Coen, S. E.; Buttazzoni, A.; Tudiver, S.; Phillips, S. P.; Runnels, V.; Puil, L.; Pederson, A.

2026-01-24 cardiovascular medicine
10.64898/2026.01.23.26344717
Show abstract

Longstanding evidence demonstrates that integrating sex-based biological factors and gendered social factors in health research enhances understanding of variation in risk factors, symptoms, progression, diagnoses, and treatments of diseases, and leads to more targeted interventions and improved health outcomes.
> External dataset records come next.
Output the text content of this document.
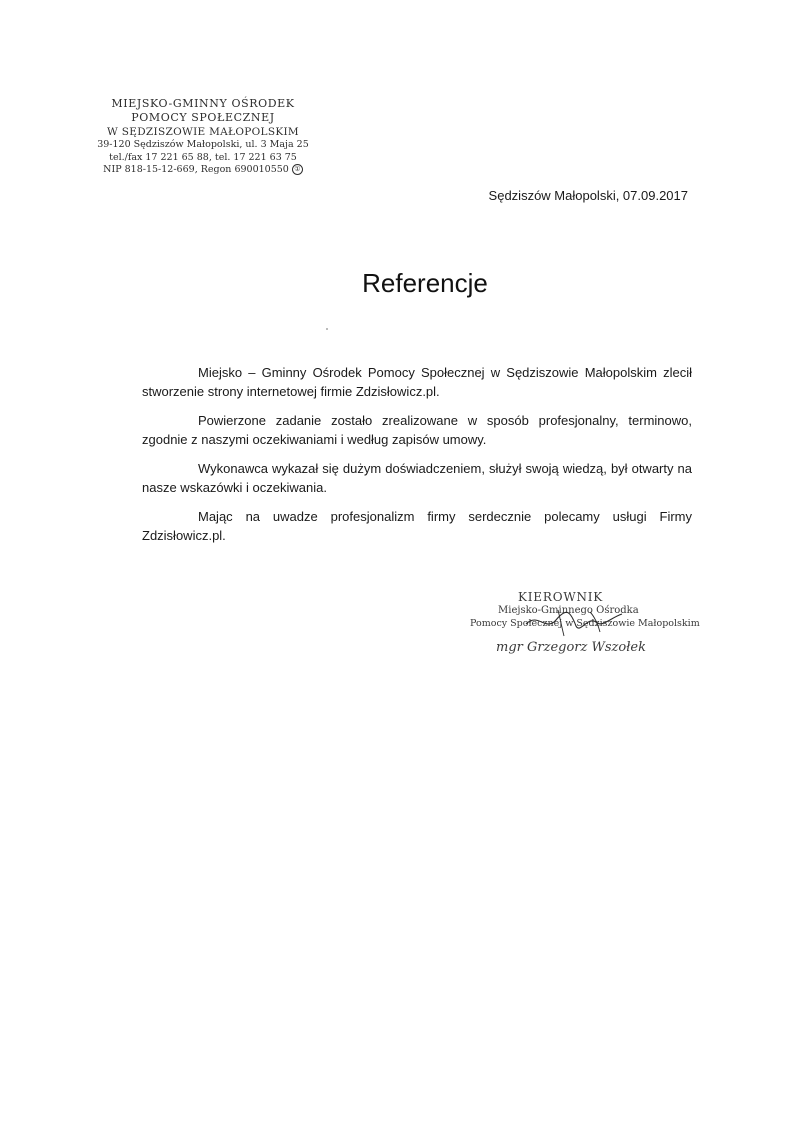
MIEJSKO-GMINNY OŚRODEK
POMOCY SPOŁECZNEJ
W SĘDZISZOWIE MAŁOPOLSKIM
39-120 Sędziszów Małopolski, ul. 3 Maja 25
tel./fax 17 221 65 88, tel. 17 221 63 75
NIP 818-15-12-669, Regon 690010550 ①
Sędziszów Małopolski, 07.09.2017
Referencje

Miejsko – Gminny Ośrodek Pomocy Społecznej w Sędziszowie Małopolskim zlecił stworzenie strony internetowej firmie Zdzisłowicz.pl.

Powierzone zadanie zostało zrealizowane w sposób profesjonalny, terminowo, zgodnie z naszymi oczekiwaniami i według zapisów umowy.

Wykonawca wykazał się dużym doświadczeniem, służył swoją wiedzą, był otwarty na nasze wskazówki i oczekiwania.

Mając na uwadze profesjonalizm firmy serdecznie polecamy usługi Firmy Zdzisłowicz.pl.

KIEROWNIK
Miejsko-Gminnego Ośrodka
Pomocy Społecznej w Sędziszowie Małopolskim
mgr Grzegorz Wszołek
Sex and gender-based analysis (SGBA) provides a framework for integrating sex/gender and other social constructs and locations throughout the research cycle, addressing the fundamental question: to whom does the evidence apply? Cardiovascular disease (CVD), as the major cause of mortality for men and women globally, and the major cause of premature death in women in Canada, provides a prime example of the gap between evidence that sex/gender matters and the routine uptake of SGBA in practice. This paper addresses some of the transformations needed to overcome this gap by exploring scientists perspectives on how sex/gender considerations can be routinely integrated in basic and clinical CVD research. Grounded in key informant interviews with 19 federally-funded CVD scientists in Canada, our thematic analysis generated three themes highlighting how barriers to integrating sex/gender in basic and clinical research practice become embedded in the everyday doing of research: (1) The science of sex/gender gets lost in practice, (2) Institutional and systemic processes maintain the status quo, and (3) Change must centre on accountability and community. While scientists appreciated how SGBA could strengthen research veracity, they identified major obstacles as well as mundane institutional practices and procedures that reinforced the status quo and impeded more varied approaches to research and data collection. Drawing together the bricolage of insights, examples, and suggestions provided by the scientists we spoke with, we offer key actions and guidance towards greater inclusivity of sex/gender in the scientific paradigm, and specifically, in CVD research that shapes clinical practice.